Autoethnographic Methods for Studying Data-Driven Knowledge Production

2017 Annual Meeting of the Society for the Social Studies of Science (4S)

Lecture

August 31, 2017
2:00pm to 3:00pm
Boston, MA

An overview of how to study data science ethnographically by personally engaging in various practices of data science.

This presentation is based on a collaborative, multisided ethnography of data science, in which we have been embedded in aligned institutes dedicated to data science. In this paper, I focus on autoethnographic methods, which can be powerful and generative ways to conduct empirical investigations into data science practices across many theoretical issues. This paper reviews several different exercises, initiatives, and activities that we have conducted in our fieldwork, reflecting on how they help us better understand different aspects of what it means to do data science.

Speaker(s)

R. Stuart Geiger

BIDS Alum – Ethnographer

Former BIDS Ethnographer Stuart Geiger is now a faculty member at the University of California, San Diego, jointly appointed in the Department of Communication and the Halıcıoğlu Data Science Institute. At BIDS, as an ethnographer of science and technology, he studied the infrastructures and institutions that support the production of knowledge. He launched the Best Practices in Data Science discussion group in 2019, having been one of the original members of the MSDSE Data Science Studies Working Group. Previously, his work on Wikipedia focused on the community of volunteer editors who produce and maintain an open encyclopedia. He also studied distributed scientific research networks and projects, including the Long-Term Ecological Research Network and the Open Science Grid. In Wikipedia and scientific research, he studied topics including newcomer socialization, community governance, specialization and professionalization, quality control and verification, cooperation and conflict, the roles of support staff and technicians, and diversity and inclusion.
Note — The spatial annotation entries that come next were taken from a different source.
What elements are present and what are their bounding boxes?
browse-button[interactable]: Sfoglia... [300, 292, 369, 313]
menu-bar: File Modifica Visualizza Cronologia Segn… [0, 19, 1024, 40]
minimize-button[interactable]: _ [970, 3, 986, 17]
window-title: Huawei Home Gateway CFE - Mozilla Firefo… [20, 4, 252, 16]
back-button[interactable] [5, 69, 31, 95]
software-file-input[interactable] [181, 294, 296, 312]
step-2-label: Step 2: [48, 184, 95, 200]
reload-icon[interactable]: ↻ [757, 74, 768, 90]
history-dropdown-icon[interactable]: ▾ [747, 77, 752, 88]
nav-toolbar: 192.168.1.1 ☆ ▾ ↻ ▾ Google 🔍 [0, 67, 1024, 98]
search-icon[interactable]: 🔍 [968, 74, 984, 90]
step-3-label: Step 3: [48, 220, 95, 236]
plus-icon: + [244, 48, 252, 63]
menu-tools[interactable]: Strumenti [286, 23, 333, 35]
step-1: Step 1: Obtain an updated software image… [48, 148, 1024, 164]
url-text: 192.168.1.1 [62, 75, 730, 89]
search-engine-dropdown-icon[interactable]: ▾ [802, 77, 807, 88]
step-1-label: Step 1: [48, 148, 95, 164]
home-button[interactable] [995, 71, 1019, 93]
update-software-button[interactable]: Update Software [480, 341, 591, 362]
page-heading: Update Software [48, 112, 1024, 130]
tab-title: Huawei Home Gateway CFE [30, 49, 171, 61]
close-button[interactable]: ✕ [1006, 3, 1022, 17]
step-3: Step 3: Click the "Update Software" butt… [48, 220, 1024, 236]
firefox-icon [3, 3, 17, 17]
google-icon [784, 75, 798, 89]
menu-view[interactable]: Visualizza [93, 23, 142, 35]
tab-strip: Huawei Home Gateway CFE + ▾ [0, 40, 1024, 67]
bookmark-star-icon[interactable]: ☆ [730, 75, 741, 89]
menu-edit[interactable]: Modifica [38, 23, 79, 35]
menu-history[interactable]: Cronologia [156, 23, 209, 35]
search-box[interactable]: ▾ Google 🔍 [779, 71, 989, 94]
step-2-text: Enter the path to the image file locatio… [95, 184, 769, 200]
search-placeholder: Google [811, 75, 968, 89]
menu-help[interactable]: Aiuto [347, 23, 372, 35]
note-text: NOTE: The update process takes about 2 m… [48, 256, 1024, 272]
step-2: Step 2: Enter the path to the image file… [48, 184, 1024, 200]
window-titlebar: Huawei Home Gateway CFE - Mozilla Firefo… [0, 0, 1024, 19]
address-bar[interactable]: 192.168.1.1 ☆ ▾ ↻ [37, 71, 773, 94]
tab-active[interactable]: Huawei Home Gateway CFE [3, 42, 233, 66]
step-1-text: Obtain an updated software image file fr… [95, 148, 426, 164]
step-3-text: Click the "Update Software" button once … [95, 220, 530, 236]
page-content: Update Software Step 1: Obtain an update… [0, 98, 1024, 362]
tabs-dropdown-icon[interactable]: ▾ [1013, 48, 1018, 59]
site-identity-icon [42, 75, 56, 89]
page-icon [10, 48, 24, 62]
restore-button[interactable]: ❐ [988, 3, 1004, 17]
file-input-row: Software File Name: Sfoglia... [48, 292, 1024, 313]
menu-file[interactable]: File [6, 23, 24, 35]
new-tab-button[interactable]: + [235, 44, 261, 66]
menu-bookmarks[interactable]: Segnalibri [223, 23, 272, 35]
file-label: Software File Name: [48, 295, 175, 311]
And, as these communities are made possible through software systems, he studied how the design of software tools and systems intersect with all of these issues.  He received an undergraduate degree at UT Austin, and an MA in Communication, Culture, and Technology at Georgetown University, where he began empirically studying communities using qualitative and ethnographic methods.  As part of receiving his PhD from the UC Berkeley School of Information, he worked with anthropologists, sociologists, psychologists, historians, organizational and management scholars, designers, and computer scientists.